Marianne bit her lip to stifle the chuckle which bubbled in her. “Well, after a fashion, my lord. We were to test it last evening, and sure enough, when I pulled it Roberts appeared. Unfortunately, Mr. Geddes had planned to test it at just the same moment and Beth answered his call. But there was a crossover of wires to the bell board, so that it was Mr. Oldham’s bell which showed, and when Beth went in response, without knocking of course, she found him . .. ah . . . quite unprepared for her entrance.” Marianne’s eyes danced wickedly. “I’m afraid Mr. Oldham may not stay here long.”

“Very embarrassing, I’m sure,” he agreed solemnly. “And such a pity, with the dual enticements of a baronet and an earl next door.”

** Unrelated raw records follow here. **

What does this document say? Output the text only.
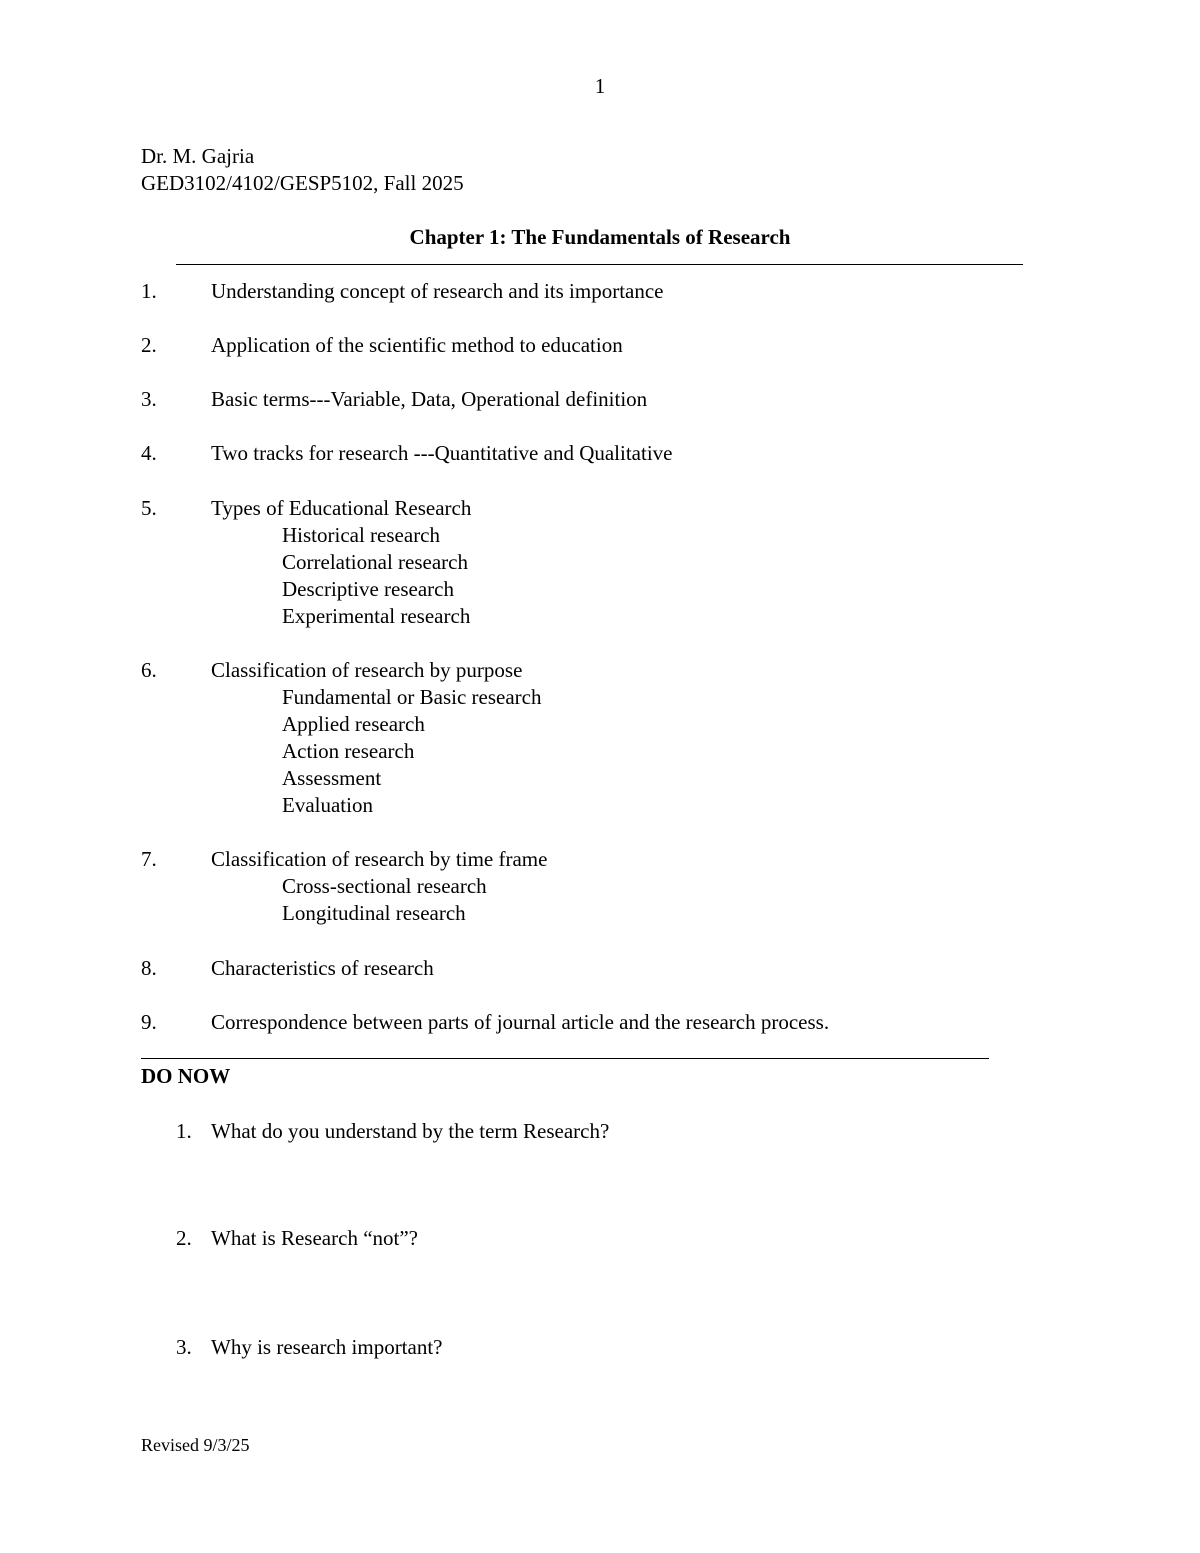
1
Dr. M. Gajria
GED3102/4102/GESP5102, Fall 2025
Chapter 1: The Fundamentals of Research
1.	Understanding concept of research and its importance
2.	Application of the scientific method to education
3.	Basic terms---Variable, Data, Operational definition
4.	Two tracks for research ---Quantitative and Qualitative
5.	Types of Educational Research
Historical research
Correlational research
Descriptive research
Experimental research
6.	Classification of research by purpose
Fundamental or Basic research
Applied research
Action research
Assessment
Evaluation
7.	Classification of research by time frame
Cross-sectional research
Longitudinal research
8.	Characteristics of research
9.	Correspondence between parts of journal article and the research process.
DO NOW
1. What do you understand by the term Research?
2. What is Research “not”?
3. Why is research important?
Revised 9/3/25
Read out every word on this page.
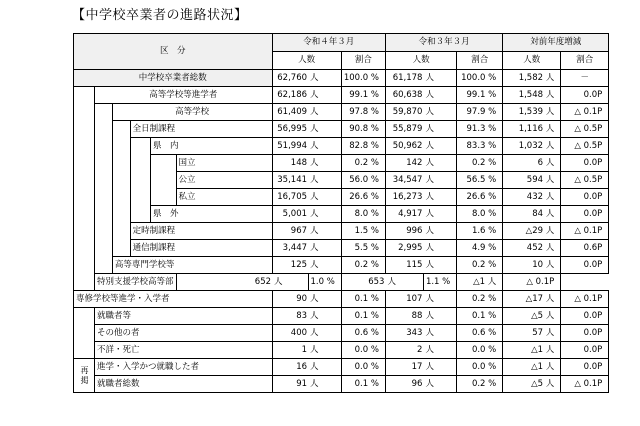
【中学校卒業者の進路状況】
区　分						令和４年３月			令和３年３月			対前年度増減	
						人数		割合	人数		割合	人数	割合
中学校卒業者総数						62,760	人	100.0 %	61,178	人	100.0 %	1,582 人	－
	高等学校等進学者					62,186	人	99.1 %	60,638	人	99.1 %	1,548 人	0.0P
		高等学校				61,409	人	97.8 %	59,870	人	97.9 %	1,539 人	△ 0.1P
			全日制課程			56,995	人	90.8 %	55,879	人	91.3 %	1,116 人	△ 0.5P
				県　内		51,994	人	82.8 %	50,962	人	83.3 %	1,032 人	△ 0.5P
					国立	148	人	0.2 %	142	人	0.2 %	6 人	0.0P
					公立	35,141	人	56.0 %	34,547	人	56.5 %	594 人	△ 0.5P
					私立	16,705	人	26.6 %	16,273	人	26.6 %	432 人	0.0P
				県　外		5,001	人	8.0 %	4,917	人	8.0 %	84 人	0.0P
			定時制課程			967	人	1.5 %	996	人	1.6 %	△29 人	△ 0.1P
			通信制課程			3,447	人	5.5 %	2,995	人	4.9 %	452 人	0.6P
		高等専門学校等				125	人	0.2 %	115	人	0.2 %	10 人	0.0P
	特別支援学校高等部				652	人	1.0 %	653	人	1.1 %	△1 人	△ 0.1P	
専修学校等進学・入学者						90	人	0.1 %	107	人	0.2 %	△17 人	△ 0.1P
	就職者等					83	人	0.1 %	88	人	0.1 %	△5 人	0.0P
	その他の者					400	人	0.6 %	343	人	0.6 %	57 人	0.0P
	不詳・死亡					1	人	0.0 %	2	人	0.0 %	△1 人	0.0P
再掲	進学・入学かつ就職した者					16	人	0.0 %	17	人	0.0 %	△1 人	0.0P
	就職者総数					91	人	0.1 %	96	人	0.2 %	△5 人	△ 0.1P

“He is sadly torn,” she admitted, thinking of Mr. Oldham’s blustering fury, tempered by his profuse protestations that he did not hold her to blame. Beth had stood giggling in the lower hall, whispering to Roberts that Mr. Oldham wore pads on his calves to give his spindly legs the proper appearance in his elegant clocked stockings, and Mr. Geddes, all apologies, had attempted to placate his neighbor by interesting him in one of his clever walking sticks. Aunt Effie muttered of newfangled contraptions, and Mr. Oldham, through it all, attempted to maintain his dignity so that Miss Findlay would recognize what a worthy man he was, though he had the most dire suspicions that the maid would inform her employer about his calf pads. All in all, it had been a very entertaining evening.